The prototype units are currently under test with some standard units as a benchmark, and the test results should be available from my customer in a couple of weeks. As soon as I have these I will (with their permission) publish them here as a reference, and they will include life cycles, wear rates, and load/demand curves on the 12v electric motors used to power the compressors.
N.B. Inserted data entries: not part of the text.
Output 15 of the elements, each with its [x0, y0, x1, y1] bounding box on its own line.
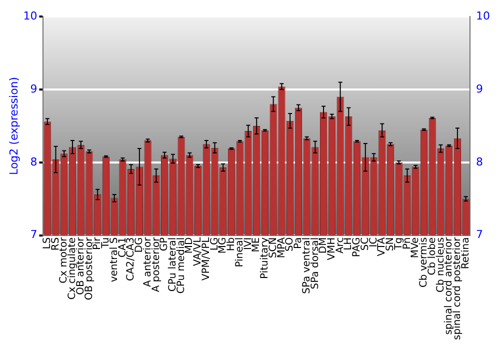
y2-tick-label: 8 [476, 155, 484, 168]
y2-tick-label: 9 [476, 82, 484, 96]
y2-tick-label: 10 [476, 9, 490, 22]
y-tick-label: 7 [30, 228, 38, 242]
y-axis-title: Log2 (expression) [7, 76, 20, 175]
x-tick-label: OB posterior [84, 236, 95, 300]
x-tick-label: Tg [393, 237, 404, 251]
x-tick-label: A posterior [150, 236, 162, 292]
y-tick-label: 9 [30, 82, 38, 96]
x-tick-label: Retina [460, 237, 472, 270]
x-tick-label: Pituitary [260, 237, 271, 280]
y-tick-label: 8 [30, 155, 38, 168]
y2-tick-label: 7 [476, 228, 484, 242]
y-tick-label: 10 [23, 9, 38, 22]
x-tick-label: ME [251, 237, 262, 252]
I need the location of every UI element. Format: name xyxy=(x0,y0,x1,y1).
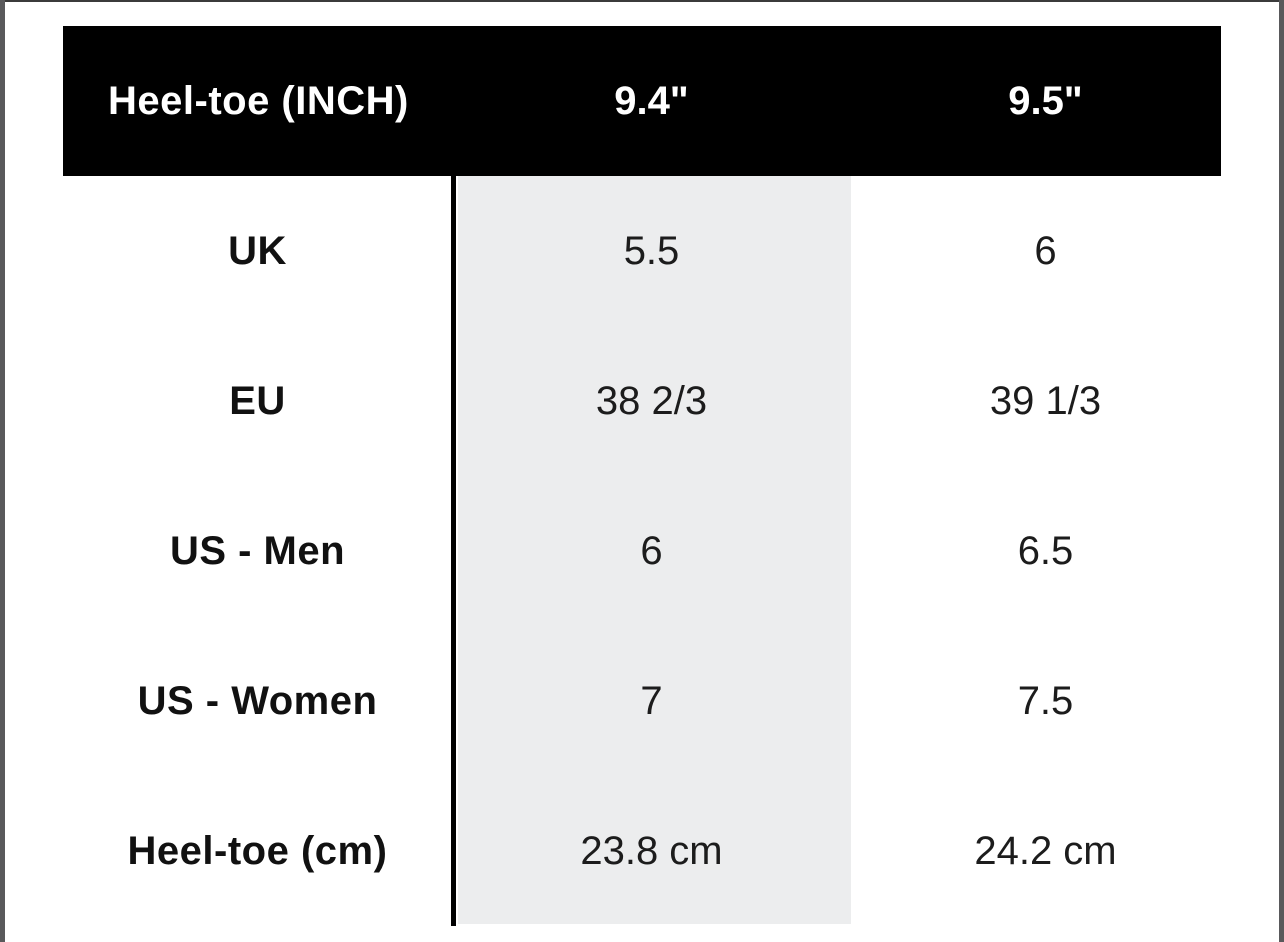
row-value-col2[interactable]: 6.5 xyxy=(1017,529,1074,573)
header-size-column-2[interactable]: 9.5" xyxy=(1008,79,1083,123)
row-value-col2[interactable]: 39 1/3 xyxy=(989,379,1102,423)
size-chart-header: Heel-toe (INCH) 9.4" 9.5" xyxy=(63,26,1221,176)
row-value-col1[interactable]: 6 xyxy=(640,529,663,573)
row-label: Heel-toe (cm) xyxy=(127,829,388,873)
table-row: EU 38 2/3 39 1/3 xyxy=(63,326,1240,476)
column-divider-line xyxy=(451,176,456,926)
table-row: UK 5.5 6 xyxy=(63,176,1240,326)
row-value-col1[interactable]: 5.5 xyxy=(623,229,680,273)
selected-column-highlight xyxy=(458,176,851,924)
table-row: US - Men 6 6.5 xyxy=(63,476,1240,626)
top-border-line xyxy=(0,0,1284,2)
row-value-col1[interactable]: 38 2/3 xyxy=(595,379,708,423)
row-value-col1[interactable]: 7 xyxy=(640,679,663,723)
row-value-col1[interactable]: 23.8 cm xyxy=(580,829,723,873)
left-frame-edge xyxy=(0,0,5,942)
header-measure-label: Heel-toe (INCH) xyxy=(108,79,409,123)
row-label: UK xyxy=(228,229,287,273)
row-label: EU xyxy=(229,379,286,423)
row-value-col2[interactable]: 6 xyxy=(1034,229,1057,273)
row-value-col2[interactable]: 24.2 cm xyxy=(974,829,1117,873)
right-frame-edge xyxy=(1279,0,1284,942)
row-label: US - Women xyxy=(137,679,378,723)
header-size-column-1[interactable]: 9.4" xyxy=(614,79,689,123)
table-row: US - Women 7 7.5 xyxy=(63,626,1240,776)
table-row: Heel-toe (cm) 23.8 cm 24.2 cm xyxy=(63,776,1240,926)
row-label: US - Men xyxy=(169,529,346,573)
row-value-col2[interactable]: 7.5 xyxy=(1017,679,1074,723)
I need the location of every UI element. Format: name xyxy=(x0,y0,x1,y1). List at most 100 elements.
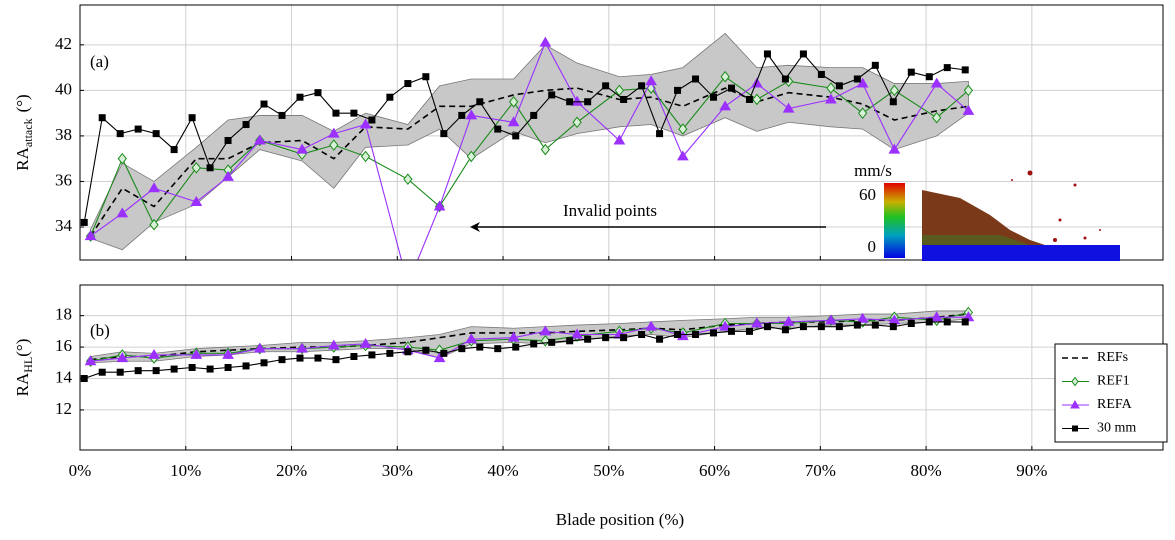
marker xyxy=(296,354,304,362)
y-axis-label: RAattack (°) xyxy=(13,94,35,170)
marker xyxy=(206,365,214,373)
marker xyxy=(149,218,159,231)
marker xyxy=(782,315,795,326)
particle xyxy=(1073,183,1077,187)
particle xyxy=(1011,179,1013,181)
marker xyxy=(152,130,160,138)
marker xyxy=(494,125,502,133)
particle xyxy=(1053,238,1057,242)
marker xyxy=(584,98,592,106)
marker xyxy=(507,331,520,342)
marker xyxy=(857,107,868,119)
marker xyxy=(433,200,446,211)
marker xyxy=(465,333,478,344)
marker xyxy=(332,109,340,117)
marker xyxy=(134,367,142,375)
marker xyxy=(253,342,266,353)
marker xyxy=(540,143,550,156)
y-tick-label: 34 xyxy=(55,216,73,235)
series-line xyxy=(89,87,969,237)
marker xyxy=(853,75,861,83)
marker xyxy=(403,279,413,288)
marker xyxy=(296,93,304,101)
panel-label: (a) xyxy=(90,52,109,71)
y-tick-label: 18 xyxy=(55,305,72,324)
marker xyxy=(368,116,376,124)
x-tick-label: 80% xyxy=(911,461,942,480)
marker xyxy=(889,323,897,331)
marker xyxy=(674,86,682,94)
marker xyxy=(222,348,234,359)
marker xyxy=(422,73,430,81)
annotation-arrowhead xyxy=(470,222,480,232)
marker xyxy=(84,355,97,366)
y-tick-label: 36 xyxy=(55,170,72,189)
particle xyxy=(1058,218,1062,222)
particle-bed xyxy=(922,245,1120,261)
legend-marker xyxy=(1070,399,1080,409)
marker xyxy=(620,95,628,103)
marker xyxy=(494,345,502,353)
marker xyxy=(692,75,700,83)
marker xyxy=(368,351,376,359)
x-tick-label: 70% xyxy=(805,461,836,480)
marker xyxy=(835,323,843,331)
marker xyxy=(80,375,88,382)
marker xyxy=(386,93,394,101)
marker xyxy=(278,356,286,364)
marker xyxy=(751,317,763,328)
marker xyxy=(332,356,340,364)
x-tick-label: 30% xyxy=(382,461,413,480)
marker xyxy=(507,116,520,127)
marker xyxy=(350,353,358,360)
marker xyxy=(853,321,861,329)
marker xyxy=(327,339,340,350)
marker xyxy=(260,359,268,367)
marker xyxy=(781,326,789,334)
marker xyxy=(148,182,160,193)
colorbar-unit: mm/s xyxy=(854,161,892,180)
marker xyxy=(602,82,610,90)
plot-area xyxy=(80,32,975,288)
marker xyxy=(825,93,837,104)
marker xyxy=(116,207,129,218)
marker xyxy=(889,84,900,97)
marker xyxy=(508,95,519,108)
legend-marker xyxy=(1072,425,1078,432)
marker xyxy=(584,335,592,343)
marker xyxy=(260,100,268,108)
marker xyxy=(403,173,413,185)
x-tick-label: 20% xyxy=(276,461,307,480)
marker xyxy=(440,130,448,138)
marker xyxy=(781,75,789,83)
marker xyxy=(943,318,951,326)
marker xyxy=(539,325,552,336)
marker xyxy=(314,354,322,362)
marker xyxy=(571,328,583,339)
y-label-main: RA xyxy=(13,146,32,170)
x-tick-label: 10% xyxy=(170,461,201,480)
marker xyxy=(296,342,308,353)
marker xyxy=(871,61,879,69)
legend-label: 30 mm xyxy=(1097,421,1136,436)
marker xyxy=(719,100,732,111)
particle-heap xyxy=(922,190,1045,245)
marker xyxy=(404,348,412,356)
marker xyxy=(727,84,735,92)
marker xyxy=(925,73,933,81)
marker xyxy=(871,321,879,329)
marker xyxy=(963,84,974,97)
marker xyxy=(889,98,897,106)
marker xyxy=(930,77,943,88)
marker xyxy=(572,116,582,129)
marker xyxy=(422,346,430,354)
marker xyxy=(745,327,753,335)
marker xyxy=(763,50,771,58)
marker xyxy=(314,89,322,97)
marker xyxy=(278,111,286,119)
y-axis-label: RAHL(°) xyxy=(13,339,35,397)
marker xyxy=(98,368,106,376)
marker xyxy=(571,95,583,106)
x-axis-label: Blade position (%) xyxy=(556,510,684,529)
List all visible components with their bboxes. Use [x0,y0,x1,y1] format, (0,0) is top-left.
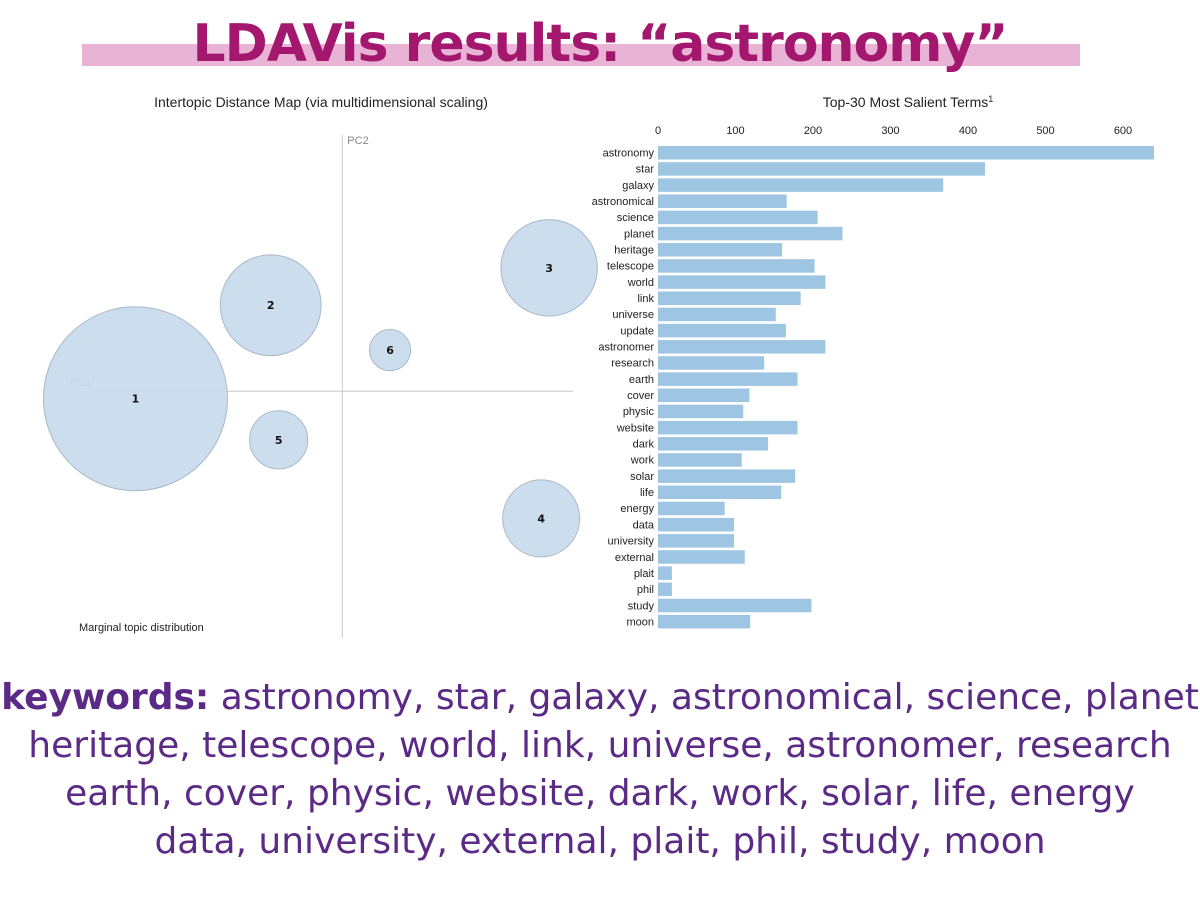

All information is freely provided for anyone to use without paying R&D or royalty costs. ;D ;D

Peter


----------



## Lew Hartswick (Jan 3, 2009)

Peter, Can you give a link or name of a manufacturer that has some detailed info.
on those on the net? If I get around to building an engine it looks like the way to go.
Thanks.
  ...lew...


----------



## Richard Carlstedt (Jan 3, 2009)

One of the reasons for extra drag on O-rings is incorrect groove
configuration. You should NOT make the groove like you would for a ordinary piston ring. 
proper O-ring grooves have 10 degree negative sides.
This means the bottom of the groove is "wider" than the top.
I have to admit, that it is pretty hard to make it that way in the home shop. Also the the ring should have on .010" (.25mm) compression total. do this by measuring the cross-section.
If it is .063 (~1.5mm), then your groove bottom should only be .057 from the cylinderwall to produce the .010 fit.

back to the taper walls.
the reason for the reverse taper, is two-fold.
First, the pressure tries to force the ring to extrude itself between the piston and the wall. now I know they look sturdy, but lots of pressure will squeeze the rubber into the few thousandths clearance. This increases drag and wear at the same time. By having the negative angle, increased pressures actually pull the ring back into the groove, lessening the above effect and keeping drag/wear under control..
If you must use a straight groove side wall, keep your clearances down between the piston diameter and the cylinder wall.
Rich

So the important thing fellows is the cross-section diameter !
As a earlier poster mentioned , some rings vary depending on supplier, but measuring the ring ID and OD is not your answer in many cases
Hope this helps


----------



## Peter Neill (Jan 3, 2009)

Lew, I got these samples from this company in the UK: http://www.claron.co.uk/.

I googled for "hydraulic lip seals", found the company and took it from there. After having a chat with their techical sales guy about what I needed for size and conformity, these were recommended. The part number for them is S00261, but I can't find them on the online catalogue.
They do have a very good downloadable PDF file on seal selection and design though.

I would imagine using a similar search on Google.com instead of the Google.co.uk that I use would produce a source somewhat closer to hand over your side of the pond. However I have got a couple of spares, and if you wanted to use this particular size I'd be happy to pop them in the post to you.

Peter


----------



## Peter Neill (Jan 3, 2009)

Richard Carlstedt  said:
			
		

> One of the reasons for extra drag on O-rings is incorrect groove
> configuration. You should NOT make the groove like you would for a ordinary piston ring.
> proper O-ring grooves have 10 degree negative sides.
> This means the bottom of the groove is "wider" than the top.
> ...



Rich, you forgot to mention that 'O' ring grooves also need to be wider than the cross-section of the 'O' ring, so that they have room to squish into, as under pressure they deform from a circular section to more of an ovoid shape. Incidentally, on my prototypes the 'O' ring cross-section was 1.5mm, and the groove width was 1.8mm.

Another member here Chip_Monk (David) provided a a useful link to another downloadable (1.4MB) PDF design guide for O rings here: http://www.jameswalker.biz/docs/jwco/o_rings_full_doc.pdf

Peter


----------



## Brian Rupnow (Jan 3, 2009)

I suppose that it wouldn't be unreasonable to try this method either. By doing it this way, no o-ring groove is necessary in the piston. All of the machining can be done to the cap portion.---Brian


----------



## bentprop (Feb 11, 2009)

Those seals Peter mentions look very much like the type used in automotive brake cylinders.This would mean there are plenty of sources of supply,and relatively cheap.Although I don't recall ever seeing anything smaller than about 5/8th in diameter.


----------